Но Женю нисколько не смутила неожиданная нагота, она вновь шагнула к нему, обвила руками, прижимаясь прохладной упругой грудью.
Мерцали свечи, струились благовония, шуршал нескончаемый дождь за окном, и любимая женщина, вчера еще неприступная и холодная, ластилась к нему, как большая теплая кошка.
Лаптев чуть приподнял за подбородок ее голову, пытаясь заглянуть в глаза и понять, может ли идти до конца, хочет ли она близости?

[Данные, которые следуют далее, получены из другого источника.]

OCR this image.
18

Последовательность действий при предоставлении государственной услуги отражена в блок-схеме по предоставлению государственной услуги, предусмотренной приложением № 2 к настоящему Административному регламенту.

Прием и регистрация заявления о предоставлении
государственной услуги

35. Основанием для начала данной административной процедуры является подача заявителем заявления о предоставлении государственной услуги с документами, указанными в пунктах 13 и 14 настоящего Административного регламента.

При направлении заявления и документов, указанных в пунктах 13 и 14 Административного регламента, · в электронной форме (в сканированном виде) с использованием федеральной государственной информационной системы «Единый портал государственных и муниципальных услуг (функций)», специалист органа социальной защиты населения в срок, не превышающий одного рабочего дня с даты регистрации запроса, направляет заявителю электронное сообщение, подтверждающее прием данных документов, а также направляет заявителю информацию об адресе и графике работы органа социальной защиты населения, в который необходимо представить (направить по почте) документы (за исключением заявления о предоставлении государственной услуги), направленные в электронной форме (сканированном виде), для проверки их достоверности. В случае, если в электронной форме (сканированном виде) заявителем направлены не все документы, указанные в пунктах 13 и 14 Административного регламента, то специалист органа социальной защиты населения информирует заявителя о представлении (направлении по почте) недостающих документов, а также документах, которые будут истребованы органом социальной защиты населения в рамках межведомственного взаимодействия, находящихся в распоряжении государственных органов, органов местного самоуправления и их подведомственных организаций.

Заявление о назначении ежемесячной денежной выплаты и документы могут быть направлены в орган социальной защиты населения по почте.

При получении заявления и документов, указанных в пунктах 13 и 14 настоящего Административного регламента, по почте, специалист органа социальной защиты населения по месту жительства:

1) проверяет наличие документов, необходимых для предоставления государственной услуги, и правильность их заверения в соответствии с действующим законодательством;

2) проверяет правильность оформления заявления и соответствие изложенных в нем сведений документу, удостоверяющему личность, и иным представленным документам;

Но глаза ее были закрыты, лицо светилось блаженством, а губы шептали:
— Володя, Володя, Володя…
Он почувствовал, как слабеет ее тело, подхватил Женю на руки, понес в спальню и осторожно положил на предусмотрительно разобранную Феликсом широкую двуспальную кровать.
В спальне царил полумрак, но он видел ее закрытые глаза, чуть улыбающиеся губы, волосы, рассыпавшиеся по подушке, все ее раскинувшееся на белой простыне тело и залюбовался открывшейся прекрасной картинкой.
Но Женя, оказавшись вне кольца его больших теплых рук, заволновалась, тревожно свела брови и вновь тихо позвала:
— Володя…
Он быстро скинул с себя одежду и лег рядом, обнял ее, прижал к себе.
И Женя вновь поплыла по волнам своего чудесного сна, где все было радость и блаженство, глубже и глубже погружаясь в его пучину, но не теряя волшебного ощущения счастья.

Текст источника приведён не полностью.